The stock performance is the largest high tech offering since Google went public in 2004, yet it remains off limits to U.S. investors until December.

W. David Gardner, Contributor

November 6, 2007

2 Min Read

Chinese Internet company Alibaba.com saw its shares triple on Tuesday after its initial public offering rocketed 192% on the Hong Kong stock exchange.

Alibaba.com sold 858.9 million IPO shares, or 17% of its enlarged share capital, in a deal handled by Deutsche Bank, Goldman Sachs, and Morgan Stanley. The stock performance raised $1.5 billion in the largest high tech offering since Google went public in 2004.

Founded in 1999 as a bulletin board for businesses leads, the Web site connects companies looking to import and export Chinese goods. The company said recently that at the end of June its online marketplaces had more than 24 million members.

But it was the company's American investors such as Yahoo and Cisco really strike it rich with their large investments in Alibaba.

"We are leaving money on (the) table to share with others," said Alibaba chairman Jack Ma, according the media reports.

For example, Yahoo owns a 1.2% stake in Alibaba.com, as well as a 39% stake in Alibaba.com's parent firm. Other high-tech investors include Cisco Systems and Taiwan's Hon Hai Precision Industry.

Just last week, Cisco Systems' chief executive John Chambers journeyed to China to announce a series of joint ventures and investments including a a $17.5 million investment in the leading Chinese Internet company.

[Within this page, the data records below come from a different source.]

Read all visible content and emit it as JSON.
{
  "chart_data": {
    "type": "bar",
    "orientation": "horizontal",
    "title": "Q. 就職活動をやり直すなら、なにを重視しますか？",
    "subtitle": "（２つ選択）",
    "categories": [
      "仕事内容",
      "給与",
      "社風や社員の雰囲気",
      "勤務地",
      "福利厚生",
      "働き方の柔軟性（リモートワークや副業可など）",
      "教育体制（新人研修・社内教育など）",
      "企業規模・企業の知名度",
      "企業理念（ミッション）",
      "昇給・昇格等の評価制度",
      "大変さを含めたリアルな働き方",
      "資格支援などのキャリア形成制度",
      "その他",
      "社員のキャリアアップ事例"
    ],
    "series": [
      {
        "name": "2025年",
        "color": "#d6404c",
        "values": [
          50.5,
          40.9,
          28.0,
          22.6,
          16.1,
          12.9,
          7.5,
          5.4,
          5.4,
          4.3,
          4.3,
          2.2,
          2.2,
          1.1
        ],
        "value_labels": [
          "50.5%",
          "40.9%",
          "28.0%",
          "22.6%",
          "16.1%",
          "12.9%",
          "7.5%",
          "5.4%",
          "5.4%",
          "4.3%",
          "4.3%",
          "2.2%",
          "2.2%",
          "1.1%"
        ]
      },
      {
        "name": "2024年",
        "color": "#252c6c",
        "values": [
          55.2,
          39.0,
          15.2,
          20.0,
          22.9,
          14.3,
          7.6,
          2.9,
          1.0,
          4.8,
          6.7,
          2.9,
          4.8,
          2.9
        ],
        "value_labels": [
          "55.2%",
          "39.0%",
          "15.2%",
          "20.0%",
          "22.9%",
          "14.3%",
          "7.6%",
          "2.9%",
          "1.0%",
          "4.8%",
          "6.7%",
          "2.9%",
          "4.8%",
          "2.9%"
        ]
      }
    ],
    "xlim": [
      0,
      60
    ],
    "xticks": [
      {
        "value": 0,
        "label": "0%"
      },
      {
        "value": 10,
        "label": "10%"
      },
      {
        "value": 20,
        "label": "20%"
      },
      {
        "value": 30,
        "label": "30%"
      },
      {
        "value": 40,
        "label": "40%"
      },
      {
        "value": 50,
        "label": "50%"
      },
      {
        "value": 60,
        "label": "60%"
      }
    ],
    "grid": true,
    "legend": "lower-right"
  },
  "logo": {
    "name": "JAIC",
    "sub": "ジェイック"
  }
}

Cisco seems to have a knack for ferreting out hot tech companies and investing in them before their IPOs. In July Cisco invested $150 million in VMware practically on the eve of its IPO. VMware's stock has surged more than 300% since the company's IPO.

Brokerage firms report that their customers have been hounding them to buy Alibaba shares, but an old U.S. Securities and Exchange regulation outlaws individual U.S. investors from buying the foreign company's shares until December.